The West Ham manager, Sam Allardyce, has warned midfielder Ravel Morrison that he faces “severe competition” to work his way back into the side, once he overcomes a troublesome groin injury.
The former Manchester United youngster, 21, started the season in superb form for the Hammers but his own good performances seemed to fade at the same time as the team hit a slump.
Since then Morrison has been on the fringes of Allardyce’s side and has been struggling with a groin complaint since December.
Allardyce, whose side face Norwich City tonight, again denied claims that the England Under-21 international is set to depart the club, although QPR are believed to be close to signing him on loan. Fulham had a bid turned down during last month’s transfer window
“At the moment, Rav is still complaining about the problem he had before Christmas, to say he has these rumbling groin problems,” Allardyce said yesterday.

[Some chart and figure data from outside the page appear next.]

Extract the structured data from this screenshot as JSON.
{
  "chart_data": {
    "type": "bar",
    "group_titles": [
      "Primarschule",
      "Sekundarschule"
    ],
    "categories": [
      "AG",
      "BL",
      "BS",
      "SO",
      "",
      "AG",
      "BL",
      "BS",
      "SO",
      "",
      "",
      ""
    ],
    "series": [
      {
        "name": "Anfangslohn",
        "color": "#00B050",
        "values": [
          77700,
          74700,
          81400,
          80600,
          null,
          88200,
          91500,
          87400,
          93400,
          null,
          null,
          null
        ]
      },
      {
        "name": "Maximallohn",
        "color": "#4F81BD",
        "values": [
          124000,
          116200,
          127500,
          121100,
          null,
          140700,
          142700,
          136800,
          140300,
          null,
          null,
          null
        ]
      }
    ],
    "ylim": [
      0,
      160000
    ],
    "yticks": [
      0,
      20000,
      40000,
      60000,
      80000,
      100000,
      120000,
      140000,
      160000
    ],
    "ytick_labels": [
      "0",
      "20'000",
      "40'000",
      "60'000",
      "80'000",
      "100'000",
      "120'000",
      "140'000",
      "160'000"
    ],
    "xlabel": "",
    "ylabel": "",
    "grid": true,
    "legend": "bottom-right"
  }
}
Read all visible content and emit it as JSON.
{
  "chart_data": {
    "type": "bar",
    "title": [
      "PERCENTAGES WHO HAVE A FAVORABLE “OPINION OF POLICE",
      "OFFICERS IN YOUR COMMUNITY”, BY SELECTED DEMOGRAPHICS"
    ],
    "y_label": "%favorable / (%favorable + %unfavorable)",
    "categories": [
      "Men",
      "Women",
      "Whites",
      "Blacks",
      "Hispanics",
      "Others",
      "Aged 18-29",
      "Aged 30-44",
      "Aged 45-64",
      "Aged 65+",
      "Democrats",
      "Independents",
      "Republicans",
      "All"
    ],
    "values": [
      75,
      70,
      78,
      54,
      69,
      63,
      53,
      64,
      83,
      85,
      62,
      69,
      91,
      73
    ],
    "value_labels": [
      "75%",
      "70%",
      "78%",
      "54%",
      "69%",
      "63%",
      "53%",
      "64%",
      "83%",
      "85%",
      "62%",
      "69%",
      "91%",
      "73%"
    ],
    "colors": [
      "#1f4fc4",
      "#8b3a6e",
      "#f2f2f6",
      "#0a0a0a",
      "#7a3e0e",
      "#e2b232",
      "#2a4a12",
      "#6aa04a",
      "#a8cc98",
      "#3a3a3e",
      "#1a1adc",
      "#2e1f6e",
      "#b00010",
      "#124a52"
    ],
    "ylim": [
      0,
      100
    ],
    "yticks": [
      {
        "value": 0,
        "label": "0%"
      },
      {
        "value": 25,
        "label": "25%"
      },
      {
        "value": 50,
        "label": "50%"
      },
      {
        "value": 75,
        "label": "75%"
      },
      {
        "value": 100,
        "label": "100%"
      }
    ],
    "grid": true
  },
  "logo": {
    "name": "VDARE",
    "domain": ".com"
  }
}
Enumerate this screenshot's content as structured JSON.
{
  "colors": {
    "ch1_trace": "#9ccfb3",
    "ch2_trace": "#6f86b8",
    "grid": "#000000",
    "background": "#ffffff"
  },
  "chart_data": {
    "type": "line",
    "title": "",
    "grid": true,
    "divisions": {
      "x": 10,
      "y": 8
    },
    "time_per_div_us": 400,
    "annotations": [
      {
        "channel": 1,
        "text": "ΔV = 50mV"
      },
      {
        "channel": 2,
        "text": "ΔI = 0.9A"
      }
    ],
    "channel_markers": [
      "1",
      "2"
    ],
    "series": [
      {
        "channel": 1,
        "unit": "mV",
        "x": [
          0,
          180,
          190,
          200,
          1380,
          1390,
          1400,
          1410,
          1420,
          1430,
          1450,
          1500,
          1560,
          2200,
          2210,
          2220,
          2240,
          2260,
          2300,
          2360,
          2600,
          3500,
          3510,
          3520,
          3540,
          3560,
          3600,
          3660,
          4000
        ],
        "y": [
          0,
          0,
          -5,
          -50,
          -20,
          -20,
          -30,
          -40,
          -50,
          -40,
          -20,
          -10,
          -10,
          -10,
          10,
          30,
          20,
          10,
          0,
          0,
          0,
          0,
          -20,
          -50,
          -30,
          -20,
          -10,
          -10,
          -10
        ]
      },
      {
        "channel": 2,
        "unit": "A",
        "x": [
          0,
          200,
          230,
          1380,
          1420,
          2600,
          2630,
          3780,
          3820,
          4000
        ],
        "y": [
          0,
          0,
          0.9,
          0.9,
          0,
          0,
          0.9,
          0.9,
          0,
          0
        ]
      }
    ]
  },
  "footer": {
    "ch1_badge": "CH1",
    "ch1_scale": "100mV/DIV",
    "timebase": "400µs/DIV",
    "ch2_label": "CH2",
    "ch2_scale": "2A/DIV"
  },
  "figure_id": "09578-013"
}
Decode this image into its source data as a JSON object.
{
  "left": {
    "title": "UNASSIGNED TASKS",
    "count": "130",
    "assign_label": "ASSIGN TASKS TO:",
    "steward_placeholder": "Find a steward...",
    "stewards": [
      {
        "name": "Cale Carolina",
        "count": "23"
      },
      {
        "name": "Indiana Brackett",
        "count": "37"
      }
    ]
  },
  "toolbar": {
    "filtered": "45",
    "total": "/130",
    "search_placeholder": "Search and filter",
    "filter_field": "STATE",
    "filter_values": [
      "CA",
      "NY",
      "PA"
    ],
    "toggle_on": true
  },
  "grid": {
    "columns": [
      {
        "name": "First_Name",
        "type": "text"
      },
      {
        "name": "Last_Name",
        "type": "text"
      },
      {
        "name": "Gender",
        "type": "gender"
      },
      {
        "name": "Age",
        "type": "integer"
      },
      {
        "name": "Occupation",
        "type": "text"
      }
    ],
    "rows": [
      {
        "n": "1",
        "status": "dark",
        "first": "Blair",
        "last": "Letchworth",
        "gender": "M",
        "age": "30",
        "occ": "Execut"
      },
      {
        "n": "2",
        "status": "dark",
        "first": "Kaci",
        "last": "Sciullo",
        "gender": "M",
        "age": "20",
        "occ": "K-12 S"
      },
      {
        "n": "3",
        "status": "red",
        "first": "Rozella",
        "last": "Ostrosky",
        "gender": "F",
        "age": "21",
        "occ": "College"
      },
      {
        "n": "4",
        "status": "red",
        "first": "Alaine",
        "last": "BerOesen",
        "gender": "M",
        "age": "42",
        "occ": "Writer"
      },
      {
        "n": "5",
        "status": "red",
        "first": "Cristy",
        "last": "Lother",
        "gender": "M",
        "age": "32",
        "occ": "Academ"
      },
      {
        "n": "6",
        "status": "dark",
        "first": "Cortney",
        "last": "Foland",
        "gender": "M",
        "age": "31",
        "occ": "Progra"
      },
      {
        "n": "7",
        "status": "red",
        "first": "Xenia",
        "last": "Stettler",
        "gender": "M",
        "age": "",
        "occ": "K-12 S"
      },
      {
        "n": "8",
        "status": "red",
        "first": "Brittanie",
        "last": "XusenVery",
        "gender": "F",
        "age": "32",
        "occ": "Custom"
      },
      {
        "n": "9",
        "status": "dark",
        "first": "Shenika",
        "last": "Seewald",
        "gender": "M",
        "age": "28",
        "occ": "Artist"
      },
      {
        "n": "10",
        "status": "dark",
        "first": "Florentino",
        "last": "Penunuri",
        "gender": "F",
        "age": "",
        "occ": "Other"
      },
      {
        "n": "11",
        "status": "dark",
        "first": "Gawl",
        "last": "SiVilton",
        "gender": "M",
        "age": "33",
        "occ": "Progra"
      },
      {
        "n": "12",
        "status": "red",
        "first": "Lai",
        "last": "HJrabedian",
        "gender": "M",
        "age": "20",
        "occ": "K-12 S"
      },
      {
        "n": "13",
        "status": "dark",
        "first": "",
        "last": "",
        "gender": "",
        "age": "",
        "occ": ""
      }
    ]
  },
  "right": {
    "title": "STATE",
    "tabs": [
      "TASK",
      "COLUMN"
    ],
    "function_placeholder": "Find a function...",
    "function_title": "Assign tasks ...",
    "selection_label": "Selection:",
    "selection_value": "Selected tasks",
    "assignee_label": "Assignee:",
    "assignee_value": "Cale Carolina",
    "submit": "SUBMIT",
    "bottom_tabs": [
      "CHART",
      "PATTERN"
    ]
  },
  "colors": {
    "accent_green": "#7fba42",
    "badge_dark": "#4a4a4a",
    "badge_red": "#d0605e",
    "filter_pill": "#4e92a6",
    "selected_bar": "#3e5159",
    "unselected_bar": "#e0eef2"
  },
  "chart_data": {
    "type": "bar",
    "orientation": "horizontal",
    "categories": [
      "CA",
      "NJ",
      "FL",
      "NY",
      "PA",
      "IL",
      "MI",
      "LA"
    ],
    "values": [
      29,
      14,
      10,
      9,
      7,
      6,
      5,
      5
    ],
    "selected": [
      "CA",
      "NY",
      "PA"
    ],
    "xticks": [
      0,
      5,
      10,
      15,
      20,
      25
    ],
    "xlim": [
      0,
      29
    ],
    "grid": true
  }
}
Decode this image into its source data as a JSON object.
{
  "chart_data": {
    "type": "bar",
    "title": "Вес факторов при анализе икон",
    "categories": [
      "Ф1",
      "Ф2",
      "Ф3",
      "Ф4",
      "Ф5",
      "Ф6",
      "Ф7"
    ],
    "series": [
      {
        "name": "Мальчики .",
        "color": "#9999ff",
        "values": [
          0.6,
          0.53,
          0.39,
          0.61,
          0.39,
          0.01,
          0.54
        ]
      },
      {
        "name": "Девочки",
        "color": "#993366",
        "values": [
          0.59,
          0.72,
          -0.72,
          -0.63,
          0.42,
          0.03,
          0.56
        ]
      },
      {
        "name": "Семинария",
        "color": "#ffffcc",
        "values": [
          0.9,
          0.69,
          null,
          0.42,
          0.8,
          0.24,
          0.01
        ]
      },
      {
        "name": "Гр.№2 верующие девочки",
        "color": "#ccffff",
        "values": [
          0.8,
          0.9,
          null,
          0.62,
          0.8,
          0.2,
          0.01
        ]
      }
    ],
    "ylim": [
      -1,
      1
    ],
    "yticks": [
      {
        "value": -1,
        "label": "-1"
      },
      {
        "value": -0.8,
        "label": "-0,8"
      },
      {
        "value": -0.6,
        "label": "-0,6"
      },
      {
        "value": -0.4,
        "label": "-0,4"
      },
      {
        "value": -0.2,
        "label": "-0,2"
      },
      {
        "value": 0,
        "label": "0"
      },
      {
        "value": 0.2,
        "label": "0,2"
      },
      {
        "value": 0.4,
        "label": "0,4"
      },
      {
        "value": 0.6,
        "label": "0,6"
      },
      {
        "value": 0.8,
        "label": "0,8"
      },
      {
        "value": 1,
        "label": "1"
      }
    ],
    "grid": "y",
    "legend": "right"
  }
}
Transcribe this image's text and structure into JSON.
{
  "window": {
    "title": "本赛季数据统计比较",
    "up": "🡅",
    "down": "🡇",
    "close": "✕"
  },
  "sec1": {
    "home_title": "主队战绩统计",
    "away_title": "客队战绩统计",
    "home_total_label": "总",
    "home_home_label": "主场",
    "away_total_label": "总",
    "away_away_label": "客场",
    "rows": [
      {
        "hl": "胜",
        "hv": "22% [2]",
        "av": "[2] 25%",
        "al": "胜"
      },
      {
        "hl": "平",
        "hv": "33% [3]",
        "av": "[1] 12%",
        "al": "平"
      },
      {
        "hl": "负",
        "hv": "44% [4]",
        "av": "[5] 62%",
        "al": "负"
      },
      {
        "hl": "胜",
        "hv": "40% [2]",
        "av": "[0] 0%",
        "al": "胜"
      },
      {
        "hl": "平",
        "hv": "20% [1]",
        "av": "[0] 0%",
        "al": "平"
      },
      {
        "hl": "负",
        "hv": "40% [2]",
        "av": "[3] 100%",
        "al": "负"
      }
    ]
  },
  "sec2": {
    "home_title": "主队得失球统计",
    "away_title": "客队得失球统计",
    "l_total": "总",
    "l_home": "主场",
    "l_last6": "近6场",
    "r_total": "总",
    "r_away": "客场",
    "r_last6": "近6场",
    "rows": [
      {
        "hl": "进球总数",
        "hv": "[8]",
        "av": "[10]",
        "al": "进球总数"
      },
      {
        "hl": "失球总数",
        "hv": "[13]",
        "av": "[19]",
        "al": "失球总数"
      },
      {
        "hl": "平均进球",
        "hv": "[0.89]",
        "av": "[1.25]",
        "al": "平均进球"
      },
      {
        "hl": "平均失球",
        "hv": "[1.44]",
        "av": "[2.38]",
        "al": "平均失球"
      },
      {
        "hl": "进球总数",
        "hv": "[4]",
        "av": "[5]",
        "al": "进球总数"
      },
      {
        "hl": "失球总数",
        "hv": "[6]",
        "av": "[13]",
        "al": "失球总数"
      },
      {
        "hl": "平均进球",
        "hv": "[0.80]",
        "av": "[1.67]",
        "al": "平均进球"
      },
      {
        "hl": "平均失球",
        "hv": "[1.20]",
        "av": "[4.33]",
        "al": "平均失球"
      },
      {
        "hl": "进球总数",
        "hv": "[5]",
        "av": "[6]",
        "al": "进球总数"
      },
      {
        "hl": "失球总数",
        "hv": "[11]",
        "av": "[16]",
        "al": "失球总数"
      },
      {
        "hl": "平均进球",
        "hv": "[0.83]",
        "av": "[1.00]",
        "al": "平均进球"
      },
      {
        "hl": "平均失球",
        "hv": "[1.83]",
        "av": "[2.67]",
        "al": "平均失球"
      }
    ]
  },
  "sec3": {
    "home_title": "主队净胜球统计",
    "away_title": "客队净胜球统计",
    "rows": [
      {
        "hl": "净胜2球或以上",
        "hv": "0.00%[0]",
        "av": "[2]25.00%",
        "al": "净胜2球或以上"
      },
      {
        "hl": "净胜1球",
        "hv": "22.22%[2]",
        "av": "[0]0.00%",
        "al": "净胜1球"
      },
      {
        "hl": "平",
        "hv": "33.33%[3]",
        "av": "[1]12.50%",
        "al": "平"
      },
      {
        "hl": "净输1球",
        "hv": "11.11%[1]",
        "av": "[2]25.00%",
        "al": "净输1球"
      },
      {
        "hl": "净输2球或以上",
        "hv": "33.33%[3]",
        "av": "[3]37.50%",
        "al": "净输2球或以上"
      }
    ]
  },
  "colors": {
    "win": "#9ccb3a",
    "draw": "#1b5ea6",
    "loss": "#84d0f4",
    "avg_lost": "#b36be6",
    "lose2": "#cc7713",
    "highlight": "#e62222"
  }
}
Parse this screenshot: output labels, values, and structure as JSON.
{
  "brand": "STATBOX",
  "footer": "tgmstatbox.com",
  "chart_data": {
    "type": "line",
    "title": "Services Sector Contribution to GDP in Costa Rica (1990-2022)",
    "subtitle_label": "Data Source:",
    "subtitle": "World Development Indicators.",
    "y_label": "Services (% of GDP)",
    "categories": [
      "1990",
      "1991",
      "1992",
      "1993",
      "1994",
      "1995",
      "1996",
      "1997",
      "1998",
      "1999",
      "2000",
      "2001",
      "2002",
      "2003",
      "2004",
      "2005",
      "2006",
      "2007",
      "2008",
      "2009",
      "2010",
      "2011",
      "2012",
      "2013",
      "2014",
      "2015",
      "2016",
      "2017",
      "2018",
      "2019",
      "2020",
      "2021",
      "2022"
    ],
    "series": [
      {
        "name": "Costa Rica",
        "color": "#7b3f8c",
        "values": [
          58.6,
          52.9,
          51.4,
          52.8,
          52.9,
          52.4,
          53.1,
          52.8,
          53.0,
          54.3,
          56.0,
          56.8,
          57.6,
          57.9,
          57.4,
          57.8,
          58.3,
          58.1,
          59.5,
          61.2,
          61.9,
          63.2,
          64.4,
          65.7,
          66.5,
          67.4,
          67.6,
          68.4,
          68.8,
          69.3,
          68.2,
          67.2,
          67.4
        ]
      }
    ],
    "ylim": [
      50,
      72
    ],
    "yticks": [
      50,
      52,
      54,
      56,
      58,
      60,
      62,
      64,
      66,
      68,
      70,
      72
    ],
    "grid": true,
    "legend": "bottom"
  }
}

“At the end of the day he is going to have to decide if he goes for the hernia operation or not and the answer keeps being no – he doesn’t need it. I haven’t heard any rumours any other way in terms of what is happening with Rav, but he certainly needs to get back and train with the squad.
“He has to realise now everybody is fit there is severe competition here, especially with the new players as well.”
West Ham, meanwhile, have agreed a deal to sell Upton Park to London developer the Galliard Group, once the club have completed their switch to the Olympic Stadium in 2016. The club have played at the Boleyn Ground in east London for more than 100 years.
The Olympic Stadium, built at a cost of £430m, will have a 54,000 capacity once it is converted for use by the club, who have been granted a 99-year lease and will contribute £15m to conversion work. And Upton Park is to be turned into an East End “village” of up to 700 homes plus retail and leisure facilities, in London’s largest football stadium redevelopment.
Galliard has been in talks with the family of former West Ham and England captain Bobby Moore about the possibility of placing a landscaped garden named in his honour at the centre of the site, as well as a statue of the World Cup winner.